Blodget had gained notoriety for launching an annuity fund in which people would invest their savings with him, he would return monthly payments, and whoever survived the longest would split 50% of the remains with him as a sort of lottery payout. Unfortunately, this idea quickly failed as the people receiving money from the annuity fund wanted higher payouts rather than the remote possibility of a one-time lottery win, but Blodget established himself as a man who was capable of pooling capital and creating risk pools with some type of systematic payout structure.

This caught Fitzsimons’ attention, and Fitzsimons helped Blodget raise capital for a company they started called the “Insurance Company of North America.” Of the $600,000 in initial stock, Fitzsimons owned $250,000 of it. This enabled Fitzsimons to collect a triple fee from his efforts—he made money brokering a crop relationship between a Northeastern Farmer and a European food importer, he made money when the goods got shipped on boats that he owned, and he also made money by selling insurance that guaranteed a rate on his boats.

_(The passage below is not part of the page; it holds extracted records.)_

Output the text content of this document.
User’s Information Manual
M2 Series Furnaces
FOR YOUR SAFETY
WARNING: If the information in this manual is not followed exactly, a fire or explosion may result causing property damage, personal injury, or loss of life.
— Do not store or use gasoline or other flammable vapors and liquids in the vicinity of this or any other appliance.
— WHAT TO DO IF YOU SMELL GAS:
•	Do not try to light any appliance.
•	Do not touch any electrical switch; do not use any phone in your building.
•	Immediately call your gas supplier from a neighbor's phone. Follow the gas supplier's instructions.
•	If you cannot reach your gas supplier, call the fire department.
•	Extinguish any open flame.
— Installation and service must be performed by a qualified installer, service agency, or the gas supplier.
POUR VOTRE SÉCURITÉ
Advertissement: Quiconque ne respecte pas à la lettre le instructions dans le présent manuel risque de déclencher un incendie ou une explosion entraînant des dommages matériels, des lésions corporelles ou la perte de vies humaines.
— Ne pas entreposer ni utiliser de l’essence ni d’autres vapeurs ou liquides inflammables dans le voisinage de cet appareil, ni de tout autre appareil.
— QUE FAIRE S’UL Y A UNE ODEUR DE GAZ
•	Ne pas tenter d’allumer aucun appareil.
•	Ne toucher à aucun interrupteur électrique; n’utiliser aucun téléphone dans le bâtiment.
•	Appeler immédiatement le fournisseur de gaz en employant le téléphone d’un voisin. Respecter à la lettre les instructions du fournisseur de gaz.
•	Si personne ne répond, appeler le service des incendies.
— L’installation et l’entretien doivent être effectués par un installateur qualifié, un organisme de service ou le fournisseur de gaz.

He had an extreme incentive to deliver quality, based on his own sense of morality and competitive instincts, and earned extremely high fees from insurance premiums because almost of his ships reached their destination. There was even the legend that he had 100 ships run consecutively without the need for an insurance payout, proving that Fitzsimons came up with a brilliant idea at a brilliant time and brilliantly executed upon it.

His economic success also paved the way for political clout. Fitzsimons was a delegate to the Continental Convention and represented Pennsylvania in the House of Representatives. He was a leading abolitionist of his time, breaking with the farmers that funded much of his wealth by advocating for an end to slavery. Furthermore, he recognized that George Washington wouldn’t always be President, and his passion for senate ratification of Treaties is why the American executive branch does not wield that power exclusively. He said: “I trust it will be found consistent with the principles of liberty and calculated to unite and bind together the members of a great country.”

Fitzsimons’ political influence dimmed when he lost an election to John Swanwick, as he angered Pennsylvanians by supporting higher taxes (for the rich and poor alike) on the theory that a country, just like a person, should pay off any debt incurred. Unfortunately for us, he never left re-entered the political sphere again after the people of Pennsylvania spoke out against him.

That doesn’t mean his influence ended, however. He used his dividends—yes, dividends—from the Insurance Company of North America to fund Georgetown. Don’t mistake the public’s ignorance of Fitzsimons’ contributions for a lack of a legacy. That Insurance Company of North America he capitalized? That today is known as Cigna—that’s right, when you sign up for the Obamacare exchanges—you are potentially entering into an insurance agreement with the successor entity of Fitzsimons’ life work. If you look at the lifetime contributions of Georgetown alumni, you can know that the arc of history would’ve bent a little bit differently if he didn’t provide the capital to make it all possible.

Fitzsimons had that amazing work ethic that you often see in people who feel indebted by the tangible sacrifices that others make on their behalf. Whatever pain and sacrifice that it requires to be that industrious was at least offset by that knowledge that there was hardly any gap between the man Fitzsimons was and the man he could have been.

Also, it is important to remember that there is no obligation to be wedded to your first efforts in life. The crop brokerage provided a healthy living for Fitzsimons, but he was able to shape American politics through his wealth that arose from shipping, and he was able to help capitalize through his efforts in the insurance industry. Sometimes, your first ideas can be highly informative in letting you know what other lucrative opportunities await. The first idea got him in the game, but his second and third ensured he’d win it.